A jurisprudência do STJ reforça o dever de intervenção em casos de omissão estatal e violação de direitos fundamentais:
- HC 598.051/SP (Rel. Min. Sebastião Reis Júnior, 6ª Turma, 15/12/2020): Reconhece a ilegalidade de omissões estatais que perpetuam constrangimentos ilegais.
- RHC 112.345/CE (Rel. Min. Reynaldo Soares da Fonseca, 5ª Turma, 03/09/2019): Determina a anulação de processos por cerceamento de defesa.
- HC 45.678/SP (Rel. Min. Gilson Dipp, 5ª Turma, 2005): Anula processos quando há ocultação de provas de tortura.

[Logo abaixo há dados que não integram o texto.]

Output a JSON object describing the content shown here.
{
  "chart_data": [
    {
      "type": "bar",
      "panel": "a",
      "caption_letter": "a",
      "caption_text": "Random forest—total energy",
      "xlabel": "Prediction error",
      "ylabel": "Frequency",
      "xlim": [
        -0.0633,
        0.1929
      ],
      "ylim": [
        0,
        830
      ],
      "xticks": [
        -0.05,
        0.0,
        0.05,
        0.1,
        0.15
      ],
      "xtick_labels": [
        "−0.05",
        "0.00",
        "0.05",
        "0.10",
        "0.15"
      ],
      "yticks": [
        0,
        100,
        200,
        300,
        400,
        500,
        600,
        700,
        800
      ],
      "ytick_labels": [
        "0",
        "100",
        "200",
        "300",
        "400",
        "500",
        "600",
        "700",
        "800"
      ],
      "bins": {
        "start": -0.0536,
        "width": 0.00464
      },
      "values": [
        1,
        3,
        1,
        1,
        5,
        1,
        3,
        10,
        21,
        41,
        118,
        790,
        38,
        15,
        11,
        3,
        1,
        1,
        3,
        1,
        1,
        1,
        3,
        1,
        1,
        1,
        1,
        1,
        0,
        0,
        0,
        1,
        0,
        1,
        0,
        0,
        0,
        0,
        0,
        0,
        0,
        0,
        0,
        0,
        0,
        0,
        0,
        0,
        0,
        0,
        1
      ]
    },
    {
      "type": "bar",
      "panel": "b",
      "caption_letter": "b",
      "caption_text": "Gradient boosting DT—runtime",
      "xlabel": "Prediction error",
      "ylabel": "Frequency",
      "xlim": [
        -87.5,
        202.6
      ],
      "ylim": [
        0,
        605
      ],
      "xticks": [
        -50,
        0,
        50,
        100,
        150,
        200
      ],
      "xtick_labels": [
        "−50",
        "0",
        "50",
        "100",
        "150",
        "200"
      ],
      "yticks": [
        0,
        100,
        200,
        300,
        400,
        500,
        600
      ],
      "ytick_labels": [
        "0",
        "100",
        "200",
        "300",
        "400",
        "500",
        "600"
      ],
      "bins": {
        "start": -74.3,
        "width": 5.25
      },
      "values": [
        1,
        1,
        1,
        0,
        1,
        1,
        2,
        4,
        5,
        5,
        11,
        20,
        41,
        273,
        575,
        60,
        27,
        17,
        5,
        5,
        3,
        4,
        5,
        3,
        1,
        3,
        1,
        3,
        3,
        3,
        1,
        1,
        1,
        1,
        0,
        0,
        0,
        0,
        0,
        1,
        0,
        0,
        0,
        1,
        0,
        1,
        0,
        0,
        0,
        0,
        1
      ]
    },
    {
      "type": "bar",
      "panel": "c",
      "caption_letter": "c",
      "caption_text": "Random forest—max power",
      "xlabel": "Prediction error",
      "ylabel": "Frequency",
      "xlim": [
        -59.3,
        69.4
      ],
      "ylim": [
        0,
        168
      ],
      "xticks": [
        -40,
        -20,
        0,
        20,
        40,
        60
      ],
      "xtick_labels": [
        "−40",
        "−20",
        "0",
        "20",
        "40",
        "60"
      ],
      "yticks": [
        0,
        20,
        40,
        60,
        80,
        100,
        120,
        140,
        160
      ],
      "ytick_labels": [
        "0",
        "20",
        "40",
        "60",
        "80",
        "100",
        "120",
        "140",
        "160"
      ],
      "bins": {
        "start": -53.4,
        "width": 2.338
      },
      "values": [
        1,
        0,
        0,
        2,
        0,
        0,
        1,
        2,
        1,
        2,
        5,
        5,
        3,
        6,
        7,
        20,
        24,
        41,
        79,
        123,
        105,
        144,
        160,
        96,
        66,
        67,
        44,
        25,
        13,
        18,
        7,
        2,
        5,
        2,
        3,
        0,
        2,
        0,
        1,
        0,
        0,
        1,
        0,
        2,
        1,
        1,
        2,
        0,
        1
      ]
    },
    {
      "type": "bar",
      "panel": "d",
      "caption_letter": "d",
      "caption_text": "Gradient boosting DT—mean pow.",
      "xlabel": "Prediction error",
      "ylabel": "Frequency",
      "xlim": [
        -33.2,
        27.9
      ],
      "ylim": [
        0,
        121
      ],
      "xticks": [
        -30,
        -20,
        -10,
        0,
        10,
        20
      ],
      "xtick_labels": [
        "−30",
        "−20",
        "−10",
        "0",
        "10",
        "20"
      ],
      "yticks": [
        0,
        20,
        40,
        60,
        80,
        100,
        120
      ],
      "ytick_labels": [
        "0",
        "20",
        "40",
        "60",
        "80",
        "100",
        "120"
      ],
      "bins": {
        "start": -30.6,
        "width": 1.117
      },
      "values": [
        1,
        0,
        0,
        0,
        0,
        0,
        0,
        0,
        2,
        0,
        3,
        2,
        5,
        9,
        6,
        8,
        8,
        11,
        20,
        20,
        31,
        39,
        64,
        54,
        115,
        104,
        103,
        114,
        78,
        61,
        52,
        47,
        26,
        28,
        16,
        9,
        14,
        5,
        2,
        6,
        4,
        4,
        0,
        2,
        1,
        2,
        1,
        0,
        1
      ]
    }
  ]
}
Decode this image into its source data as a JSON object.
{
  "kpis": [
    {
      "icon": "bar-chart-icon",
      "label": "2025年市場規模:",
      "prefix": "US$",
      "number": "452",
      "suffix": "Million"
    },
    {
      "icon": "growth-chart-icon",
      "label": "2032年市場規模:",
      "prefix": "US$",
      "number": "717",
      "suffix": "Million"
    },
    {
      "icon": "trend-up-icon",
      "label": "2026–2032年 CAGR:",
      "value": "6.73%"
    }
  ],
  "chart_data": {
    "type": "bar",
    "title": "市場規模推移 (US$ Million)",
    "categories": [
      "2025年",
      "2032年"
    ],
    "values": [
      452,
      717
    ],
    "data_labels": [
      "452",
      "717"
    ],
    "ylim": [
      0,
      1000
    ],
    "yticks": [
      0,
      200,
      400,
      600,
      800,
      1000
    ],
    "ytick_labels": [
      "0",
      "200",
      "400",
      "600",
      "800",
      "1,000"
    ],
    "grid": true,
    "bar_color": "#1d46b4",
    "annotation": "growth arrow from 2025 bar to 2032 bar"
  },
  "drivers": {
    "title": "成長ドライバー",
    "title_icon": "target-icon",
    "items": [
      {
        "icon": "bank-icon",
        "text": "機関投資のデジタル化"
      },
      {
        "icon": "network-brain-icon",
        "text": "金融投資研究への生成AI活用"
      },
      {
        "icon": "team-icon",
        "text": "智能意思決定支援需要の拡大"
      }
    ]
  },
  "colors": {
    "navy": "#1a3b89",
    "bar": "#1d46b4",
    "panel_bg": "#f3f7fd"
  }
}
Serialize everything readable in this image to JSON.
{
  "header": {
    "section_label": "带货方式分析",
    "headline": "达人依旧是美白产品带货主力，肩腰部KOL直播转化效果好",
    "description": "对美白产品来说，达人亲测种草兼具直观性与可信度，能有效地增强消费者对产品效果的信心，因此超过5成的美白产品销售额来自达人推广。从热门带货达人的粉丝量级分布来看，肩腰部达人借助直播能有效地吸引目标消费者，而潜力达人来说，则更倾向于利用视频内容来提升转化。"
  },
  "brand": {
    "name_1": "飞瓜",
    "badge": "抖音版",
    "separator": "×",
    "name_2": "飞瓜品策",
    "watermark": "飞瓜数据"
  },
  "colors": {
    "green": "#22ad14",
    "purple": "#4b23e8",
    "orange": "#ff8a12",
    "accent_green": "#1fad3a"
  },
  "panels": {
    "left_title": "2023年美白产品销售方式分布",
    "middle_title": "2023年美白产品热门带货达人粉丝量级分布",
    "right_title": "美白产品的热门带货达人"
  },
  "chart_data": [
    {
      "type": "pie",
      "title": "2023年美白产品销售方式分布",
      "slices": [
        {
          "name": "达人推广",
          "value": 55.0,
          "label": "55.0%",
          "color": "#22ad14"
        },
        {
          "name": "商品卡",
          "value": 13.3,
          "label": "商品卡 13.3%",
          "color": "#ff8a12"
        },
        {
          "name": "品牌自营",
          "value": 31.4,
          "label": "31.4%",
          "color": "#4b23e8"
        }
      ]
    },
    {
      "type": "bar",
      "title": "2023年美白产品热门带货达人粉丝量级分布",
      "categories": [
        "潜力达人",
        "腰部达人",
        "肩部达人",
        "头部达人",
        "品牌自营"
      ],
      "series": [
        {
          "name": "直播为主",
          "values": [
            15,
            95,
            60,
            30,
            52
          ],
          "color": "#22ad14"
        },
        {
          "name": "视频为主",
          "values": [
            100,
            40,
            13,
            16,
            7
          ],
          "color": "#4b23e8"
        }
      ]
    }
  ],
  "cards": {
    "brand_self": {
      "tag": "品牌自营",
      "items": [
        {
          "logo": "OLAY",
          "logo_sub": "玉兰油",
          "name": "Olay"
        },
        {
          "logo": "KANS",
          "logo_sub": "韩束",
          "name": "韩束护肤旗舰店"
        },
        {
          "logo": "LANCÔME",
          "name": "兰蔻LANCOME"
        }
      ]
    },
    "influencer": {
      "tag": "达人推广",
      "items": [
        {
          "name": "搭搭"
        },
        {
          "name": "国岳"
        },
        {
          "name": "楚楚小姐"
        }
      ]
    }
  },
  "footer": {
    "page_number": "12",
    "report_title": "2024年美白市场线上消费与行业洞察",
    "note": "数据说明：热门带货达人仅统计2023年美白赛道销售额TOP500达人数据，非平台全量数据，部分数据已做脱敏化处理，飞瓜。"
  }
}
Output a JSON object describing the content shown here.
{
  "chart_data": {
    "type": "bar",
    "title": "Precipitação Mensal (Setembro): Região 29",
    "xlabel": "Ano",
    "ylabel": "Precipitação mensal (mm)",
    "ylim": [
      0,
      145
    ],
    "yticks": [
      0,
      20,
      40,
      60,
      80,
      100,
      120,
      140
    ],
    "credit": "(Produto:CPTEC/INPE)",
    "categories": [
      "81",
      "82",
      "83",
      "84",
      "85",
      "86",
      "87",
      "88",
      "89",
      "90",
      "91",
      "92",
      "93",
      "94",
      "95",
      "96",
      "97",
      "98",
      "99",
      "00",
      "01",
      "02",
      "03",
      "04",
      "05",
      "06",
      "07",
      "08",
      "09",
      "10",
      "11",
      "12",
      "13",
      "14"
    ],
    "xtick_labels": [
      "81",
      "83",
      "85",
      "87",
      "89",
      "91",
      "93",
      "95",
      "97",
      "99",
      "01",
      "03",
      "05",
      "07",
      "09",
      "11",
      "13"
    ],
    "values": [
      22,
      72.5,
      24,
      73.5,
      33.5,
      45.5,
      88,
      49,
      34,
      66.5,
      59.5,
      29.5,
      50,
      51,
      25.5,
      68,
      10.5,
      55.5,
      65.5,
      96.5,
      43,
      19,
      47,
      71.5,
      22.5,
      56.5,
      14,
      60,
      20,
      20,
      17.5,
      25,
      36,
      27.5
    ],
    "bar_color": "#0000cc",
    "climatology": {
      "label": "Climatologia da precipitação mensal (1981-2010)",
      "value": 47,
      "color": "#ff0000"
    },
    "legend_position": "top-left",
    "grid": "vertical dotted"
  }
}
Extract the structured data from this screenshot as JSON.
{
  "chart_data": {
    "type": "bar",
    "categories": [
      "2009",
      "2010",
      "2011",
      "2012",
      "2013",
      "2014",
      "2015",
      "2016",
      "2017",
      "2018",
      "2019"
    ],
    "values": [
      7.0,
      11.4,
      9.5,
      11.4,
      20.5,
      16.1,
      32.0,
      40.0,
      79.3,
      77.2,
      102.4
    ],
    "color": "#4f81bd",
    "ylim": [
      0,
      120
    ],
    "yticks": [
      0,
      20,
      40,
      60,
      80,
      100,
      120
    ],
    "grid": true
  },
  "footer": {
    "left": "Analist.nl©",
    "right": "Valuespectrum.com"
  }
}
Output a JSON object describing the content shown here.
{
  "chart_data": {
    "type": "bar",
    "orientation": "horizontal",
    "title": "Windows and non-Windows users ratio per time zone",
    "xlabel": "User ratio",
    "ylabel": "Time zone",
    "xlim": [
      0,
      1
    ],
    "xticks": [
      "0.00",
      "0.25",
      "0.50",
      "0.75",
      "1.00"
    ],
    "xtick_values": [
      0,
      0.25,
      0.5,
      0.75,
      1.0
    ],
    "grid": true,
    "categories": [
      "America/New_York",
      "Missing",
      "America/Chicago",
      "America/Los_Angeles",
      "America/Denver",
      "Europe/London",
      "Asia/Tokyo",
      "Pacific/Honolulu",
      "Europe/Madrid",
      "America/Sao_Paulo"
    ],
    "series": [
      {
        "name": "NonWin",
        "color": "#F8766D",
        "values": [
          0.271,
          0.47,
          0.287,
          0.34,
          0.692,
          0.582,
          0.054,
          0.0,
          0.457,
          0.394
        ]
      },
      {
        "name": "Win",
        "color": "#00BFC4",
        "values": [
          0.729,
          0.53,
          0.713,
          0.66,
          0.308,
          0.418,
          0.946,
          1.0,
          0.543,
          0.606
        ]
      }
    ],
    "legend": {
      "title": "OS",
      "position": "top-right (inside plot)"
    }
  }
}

Além disso, a Súmula Vinculante nº 14 do STF garante o acesso a elementos de prova, e a Súmula Vinculante nº 24 impõe ao Estado o dever de proteger a integridade dos presos, reforçando a obrigação do STJ em determinar a apresentação das gravações e a apuração dos fatos.
IV – DOS PEDIDOS
Diante do exposto, requer-se:
- O recebimento e processamento dos presentes embargos de declaração, para sanar as omissões, contradições e obscuridades apontadas na decisão que denegou o Habeas Corpus;
- No mérito, o acolhimento dos embargos para:
- Esclarecer a ausência de análise das denúncias de tortura (16/09/2023, 19/10/2023, 13/10/2023, 26/10/2023) e da omissão estatal em requisitar as gravações de vídeo;
- Analisar as nulidades processuais (ausência de audiência de custódia, citação válida e defesa técnica) e sua conformidade com o art. 564, III, “c”, CPP;
- Motivar a denegação do Habeas Corpus, em observância ao art. 93, IX, CF/88, com exame dos precedentes e súmulas citados;
- Avaliar o pedido liminar, considerando o fumus boni iuris e o periculum in mora;
- Subsidiariamente, caso os vícios sejam sanados com efeitos infringentes, requer-se a reforma da decisão para conceder a ordem de Habeas Corpus, nos termos do pedido inicial (e-STJ Fl. 7), anulando o processo nº 0206006-67.2023.8.06.0300, determinando a apresentação das gravações, suspendendo o porte de armas dos agentes envolvidos e ordenando a investigação dos crimes de tortura, prevaricação e obstrução da justiça;
- A concessão da justiça gratuita, nos termos do art. 98 do CPC e do art. 5º, LXXIV, CF/88, ante a hipossuficiência do impetrante.
V – DO ENCERRAMENTO
A intervenção do STJ é imprescindível para garantir a observância da Constituição Federal, do Código de Processo Penal e dos tratados internacionais, evitando a perpetuação de graves violações de direitos humanos. A omissão na análise dos fatos denunciados e das nulidades processuais compromete a legitimidade da decisão, justificando a oposição destes embargos.
Nestes termos, pede deferimento.
Brasília/DF, [inserir data de protocolação].